Hydrodynamics of Flow in a Channel with Two Lateral Submerged Groynes

Installing groynes in a river has important implications for controlling the scouring process along river banks, maintaining channels for navigation, restoring fish habitat and on the mass transport processes. In many rivers flooding occurs several times a year causing most groynes to become submerged. The momentum convected into the embayment between successive groynes by the flow overtopping the groyne crest can significantly change the whole circulation pattern inside and around the embayments. In the submerged case the embayment can exchange momentum and mass both horizontally via the lateral channel-embayment interface and vertically via the roof interface. Thus, studying the effect of submergence on the momentum and mass transfer processes at groyne fields is important. Large Eddy Simulation is used to investigate the dynamics of the main coherent structures present in the flow around two vertical submerged groynes situated in a long flat-bed open channel. The Reynolds number defined with the height of the groyne D and the bulk channel velocity, U, is Re=13,600. The total channel depth is h=1.4D corresponding to flood conditions and the incoming channel flow is fully turbulent.
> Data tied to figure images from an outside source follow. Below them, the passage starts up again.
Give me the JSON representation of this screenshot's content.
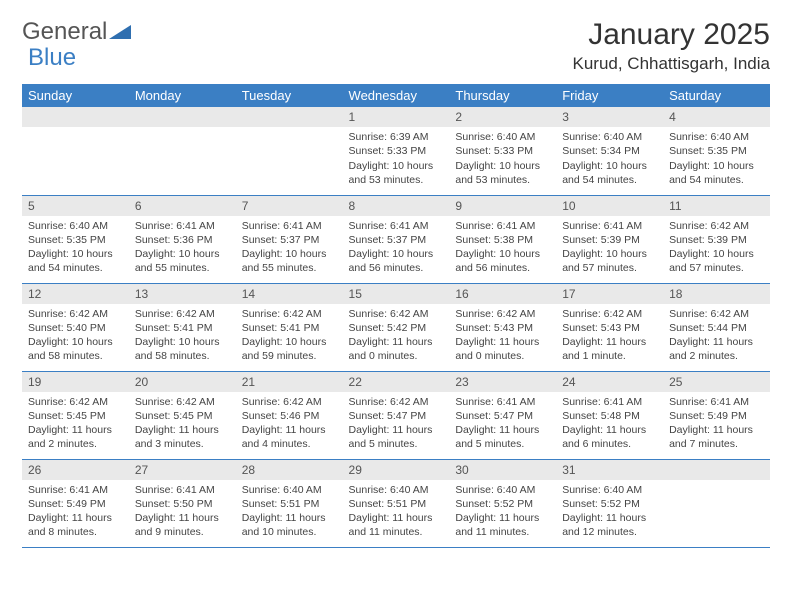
{
  "brand": {
    "part1": "General",
    "part2": "Blue"
  },
  "title": "January 2025",
  "location": "Kurud, Chhattisgarh, India",
  "colors": {
    "header_bg": "#3b7fc4",
    "header_fg": "#ffffff",
    "daynum_bg": "#e9e9e9",
    "row_border": "#3b7fc4",
    "text": "#444444"
  },
  "typography": {
    "title_fontsize": 30,
    "location_fontsize": 17,
    "dayheader_fontsize": 13,
    "cell_fontsize": 10.5
  },
  "days_of_week": [
    "Sunday",
    "Monday",
    "Tuesday",
    "Wednesday",
    "Thursday",
    "Friday",
    "Saturday"
  ],
  "labels": {
    "sunrise": "Sunrise:",
    "sunset": "Sunset:",
    "daylight": "Daylight:"
  },
  "weeks": [
    [
      null,
      null,
      null,
      {
        "n": "1",
        "sunrise": "6:39 AM",
        "sunset": "5:33 PM",
        "daylight": "10 hours and 53 minutes."
      },
      {
        "n": "2",
        "sunrise": "6:40 AM",
        "sunset": "5:33 PM",
        "daylight": "10 hours and 53 minutes."
      },
      {
        "n": "3",
        "sunrise": "6:40 AM",
        "sunset": "5:34 PM",
        "daylight": "10 hours and 54 minutes."
      },
      {
        "n": "4",
        "sunrise": "6:40 AM",
        "sunset": "5:35 PM",
        "daylight": "10 hours and 54 minutes."
      }
    ],
    [
      {
        "n": "5",
        "sunrise": "6:40 AM",
        "sunset": "5:35 PM",
        "daylight": "10 hours and 54 minutes."
      },
      {
        "n": "6",
        "sunrise": "6:41 AM",
        "sunset": "5:36 PM",
        "daylight": "10 hours and 55 minutes."
      },
      {
        "n": "7",
        "sunrise": "6:41 AM",
        "sunset": "5:37 PM",
        "daylight": "10 hours and 55 minutes."
      },
      {
        "n": "8",
        "sunrise": "6:41 AM",
        "sunset": "5:37 PM",
        "daylight": "10 hours and 56 minutes."
      },
      {
        "n": "9",
        "sunrise": "6:41 AM",
        "sunset": "5:38 PM",
        "daylight": "10 hours and 56 minutes."
      },
      {
        "n": "10",
        "sunrise": "6:41 AM",
        "sunset": "5:39 PM",
        "daylight": "10 hours and 57 minutes."
      },
      {
        "n": "11",
        "sunrise": "6:42 AM",
        "sunset": "5:39 PM",
        "daylight": "10 hours and 57 minutes."
      }
    ],
    [
      {
        "n": "12",
        "sunrise": "6:42 AM",
        "sunset": "5:40 PM",
        "daylight": "10 hours and 58 minutes."
      },
      {
        "n": "13",
        "sunrise": "6:42 AM",
        "sunset": "5:41 PM",
        "daylight": "10 hours and 58 minutes."
      },
      {
        "n": "14",
        "sunrise": "6:42 AM",
        "sunset": "5:41 PM",
        "daylight": "10 hours and 59 minutes."
      },
      {
        "n": "15",
        "sunrise": "6:42 AM",
        "sunset": "5:42 PM",
        "daylight": "11 hours and 0 minutes."
      },
      {
        "n": "16",
        "sunrise": "6:42 AM",
        "sunset": "5:43 PM",
        "daylight": "11 hours and 0 minutes."
      },
      {
        "n": "17",
        "sunrise": "6:42 AM",
        "sunset": "5:43 PM",
        "daylight": "11 hours and 1 minute."
      },
      {
        "n": "18",
        "sunrise": "6:42 AM",
        "sunset": "5:44 PM",
        "daylight": "11 hours and 2 minutes."
      }
    ],
    [
      {
        "n": "19",
        "sunrise": "6:42 AM",
        "sunset": "5:45 PM",
        "daylight": "11 hours and 2 minutes."
      },
      {
        "n": "20",
        "sunrise": "6:42 AM",
        "sunset": "5:45 PM",
        "daylight": "11 hours and 3 minutes."
      },
      {
        "n": "21",
        "sunrise": "6:42 AM",
        "sunset": "5:46 PM",
        "daylight": "11 hours and 4 minutes."
      },
      {
        "n": "22",
        "sunrise": "6:42 AM",
        "sunset": "5:47 PM",
        "daylight": "11 hours and 5 minutes."
      },
      {
        "n": "23",
        "sunrise": "6:41 AM",
        "sunset": "5:47 PM",
        "daylight": "11 hours and 5 minutes."
      },
      {
        "n": "24",
        "sunrise": "6:41 AM",
        "sunset": "5:48 PM",
        "daylight": "11 hours and 6 minutes."
      },
      {
        "n": "25",
        "sunrise": "6:41 AM",
        "sunset": "5:49 PM",
        "daylight": "11 hours and 7 minutes."
      }
    ],
    [
      {
        "n": "26",
        "sunrise": "6:41 AM",
        "sunset": "5:49 PM",
        "daylight": "11 hours and 8 minutes."
      },
      {
        "n": "27",
        "sunrise": "6:41 AM",
        "sunset": "5:50 PM",
        "daylight": "11 hours and 9 minutes."
      },
      {
        "n": "28",
        "sunrise": "6:40 AM",
        "sunset": "5:51 PM",
        "daylight": "11 hours and 10 minutes."
      },
      {
        "n": "29",
        "sunrise": "6:40 AM",
        "sunset": "5:51 PM",
        "daylight": "11 hours and 11 minutes."
      },
      {
        "n": "30",
        "sunrise": "6:40 AM",
        "sunset": "5:52 PM",
        "daylight": "11 hours and 11 minutes."
      },
      {
        "n": "31",
        "sunrise": "6:40 AM",
        "sunset": "5:52 PM",
        "daylight": "11 hours and 12 minutes."
      },
      null
    ]
  ]
}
The statistically averaged three dimensional (3D) vortical structures located in the upstream recirculation zone, embayment, detached shear layers, and downstream of the second groyne are visualized and the flow dynamics in these regions is described. The differences between the instantaneous coherent structures in the turbulent flow and the vortical structures present in the mean flow field are also highlighted and explained. The role of these large scale structures in the mass exchange between the embayment region and the main channel is investigated.